The area which is now Burr Ridge was once the home of the Siuox, Pottawattamie, Ottawa and Chippewa Indians. After an 1835 treaty, most of the Indians were relocated west of the Mississippi. In the early 1950's the area was sparsely settled and large tracts of land were devoted to farming. The gently rolling hills and wooded sections of the eastern portion of the area were, for the most part, divided into five acre tracts.
On October 20, 1956, in the garage of a residence on Drew Avenue, 143 residents of Robert Bartlett's Estates (the one square mile area bounded by Old Route 66, County Line Road, 79th Street and the easy line of the Denemark Farm, which is now Burr Ridge Industrial commons) cast their votes on the question of incorporation. Two days later, the results were official (76 votes for and 67 against) and on October 30, 1956, the incoporation of the Village of Harvester was confirmed. The new Village had approximately 75 homes and a population of less than 300.
In August, 1961, the territory north of Route 66, including the 414 acre International Harvester research facility (now the J.I. Case facility and the Fieldstone, High Grove, Oak Grove and Chestnut Hills developments), was annexed to the Village. The annexation included the area known as Burr Ridge Estates, which had been developed into five acre tracts in the early 1950s by the Busby family, whose farm included the ridge along County Line Road near Plainfield road that they called the "burr ridge" due to the large stand of burr oak trees. In August, 1962, the name of the community was changed to Burr Ridge. The burr oak leaf became the Village emblem. Its unofficial slogan - "A Very Special Place" - was the title of a small book written in 1976 to reflect on the Village's pride at the time of its 20th Anniversary.
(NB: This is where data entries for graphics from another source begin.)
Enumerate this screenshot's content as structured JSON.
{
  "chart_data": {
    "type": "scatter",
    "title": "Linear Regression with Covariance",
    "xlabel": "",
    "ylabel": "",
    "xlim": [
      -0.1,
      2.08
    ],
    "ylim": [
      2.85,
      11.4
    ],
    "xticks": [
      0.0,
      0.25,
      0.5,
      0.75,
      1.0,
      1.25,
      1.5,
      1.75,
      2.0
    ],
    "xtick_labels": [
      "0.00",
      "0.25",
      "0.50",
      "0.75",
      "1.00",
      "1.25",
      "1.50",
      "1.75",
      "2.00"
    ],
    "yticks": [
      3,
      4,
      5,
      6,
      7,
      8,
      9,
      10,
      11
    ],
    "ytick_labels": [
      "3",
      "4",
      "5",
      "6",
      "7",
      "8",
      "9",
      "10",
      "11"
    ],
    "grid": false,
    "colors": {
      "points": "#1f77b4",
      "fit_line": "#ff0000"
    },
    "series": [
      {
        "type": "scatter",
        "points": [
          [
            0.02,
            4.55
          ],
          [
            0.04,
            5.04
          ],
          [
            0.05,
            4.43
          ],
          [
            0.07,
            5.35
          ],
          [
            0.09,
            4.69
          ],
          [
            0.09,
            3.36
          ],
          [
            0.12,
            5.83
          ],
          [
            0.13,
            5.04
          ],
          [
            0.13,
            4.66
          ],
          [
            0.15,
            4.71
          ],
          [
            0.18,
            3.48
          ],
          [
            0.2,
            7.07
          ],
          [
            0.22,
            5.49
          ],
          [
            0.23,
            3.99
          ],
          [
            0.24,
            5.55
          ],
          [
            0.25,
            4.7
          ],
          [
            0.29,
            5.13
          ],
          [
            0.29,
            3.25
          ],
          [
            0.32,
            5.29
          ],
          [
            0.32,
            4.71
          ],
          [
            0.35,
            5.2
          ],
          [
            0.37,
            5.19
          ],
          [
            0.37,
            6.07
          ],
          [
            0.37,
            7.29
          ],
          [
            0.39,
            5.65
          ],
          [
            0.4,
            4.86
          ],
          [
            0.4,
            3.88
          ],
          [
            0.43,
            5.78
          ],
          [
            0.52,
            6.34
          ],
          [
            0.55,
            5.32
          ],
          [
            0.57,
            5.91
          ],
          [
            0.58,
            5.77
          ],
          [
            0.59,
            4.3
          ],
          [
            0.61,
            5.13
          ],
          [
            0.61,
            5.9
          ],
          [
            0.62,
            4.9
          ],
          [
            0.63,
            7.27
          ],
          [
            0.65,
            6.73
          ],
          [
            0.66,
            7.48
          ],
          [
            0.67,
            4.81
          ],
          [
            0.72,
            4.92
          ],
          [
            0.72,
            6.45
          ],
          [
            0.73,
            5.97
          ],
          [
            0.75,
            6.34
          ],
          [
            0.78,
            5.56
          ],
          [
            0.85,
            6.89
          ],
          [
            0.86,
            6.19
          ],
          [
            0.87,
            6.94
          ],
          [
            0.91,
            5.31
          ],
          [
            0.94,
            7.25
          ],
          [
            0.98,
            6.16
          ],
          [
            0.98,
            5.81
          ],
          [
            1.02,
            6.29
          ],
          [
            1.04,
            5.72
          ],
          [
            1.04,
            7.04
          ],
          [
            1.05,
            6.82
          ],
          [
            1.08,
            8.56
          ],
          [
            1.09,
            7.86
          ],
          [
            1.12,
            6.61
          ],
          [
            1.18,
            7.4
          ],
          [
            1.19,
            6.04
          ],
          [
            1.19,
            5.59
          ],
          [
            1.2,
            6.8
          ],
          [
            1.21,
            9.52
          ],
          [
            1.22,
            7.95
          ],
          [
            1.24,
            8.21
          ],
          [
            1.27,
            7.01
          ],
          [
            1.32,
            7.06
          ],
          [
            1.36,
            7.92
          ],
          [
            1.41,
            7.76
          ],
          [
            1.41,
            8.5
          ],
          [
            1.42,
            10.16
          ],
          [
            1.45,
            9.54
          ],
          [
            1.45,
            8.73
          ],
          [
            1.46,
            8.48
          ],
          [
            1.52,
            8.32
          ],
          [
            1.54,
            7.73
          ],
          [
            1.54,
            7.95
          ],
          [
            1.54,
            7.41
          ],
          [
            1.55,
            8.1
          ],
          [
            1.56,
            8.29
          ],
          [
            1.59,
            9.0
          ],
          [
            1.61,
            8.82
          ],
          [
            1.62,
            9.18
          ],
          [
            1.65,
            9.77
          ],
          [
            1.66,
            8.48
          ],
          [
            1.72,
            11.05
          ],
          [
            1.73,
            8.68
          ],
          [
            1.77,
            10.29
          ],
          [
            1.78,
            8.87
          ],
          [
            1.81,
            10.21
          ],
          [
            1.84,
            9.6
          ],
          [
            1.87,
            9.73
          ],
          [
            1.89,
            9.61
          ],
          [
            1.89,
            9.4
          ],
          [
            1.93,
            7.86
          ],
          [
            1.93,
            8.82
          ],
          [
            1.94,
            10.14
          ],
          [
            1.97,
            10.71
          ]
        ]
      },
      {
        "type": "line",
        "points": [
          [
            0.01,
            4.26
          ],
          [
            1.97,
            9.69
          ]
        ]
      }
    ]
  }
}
It was a small start for the community which, in 1984, became the first in DuPage County to provide Lake Michigan water to all its customers and which would, by 1997, become known as one of the 300 wealthiest communities in America. With the goal of preserving the hallmark woodlands, ponds and wetlands, while permitting orderly and balanced low-density growth, the Village fathers, in the years after incorportation, monitored the transformation of large tracts of open farmland and woodslands that would, by the 2006 special census, become a planned community of approximately seven square miles, with 11,259 residents residing in 3,000 homes. Today, Burr Ridge is generally bounded on the east by Wolf Road, on the north by 55th Street, on the west by Madison Street (and Route 83 in the southern portion of the Village) and on the south by approximately 97th Street. Ideally situated at the intersection of the Tri-State Tollway and the Stevenson Expressway, Burr Ridge offers easy access to Chicago's Loop and airports.
The burr oaks still exist in Burr Ridge, along with fine homes on generous lots and distinguished townhome communities. Local shopping and high quality office parks have been blended into this natural setting, attracting those who become both residents and valued members of the business community. The well-balanced mix of the business and residential communities has allowed Burr Ridge to maintain a healthy corporate fund and one of the lowest tax rates in DuPage County.
Burr Ridge truly is "A Very Special Place."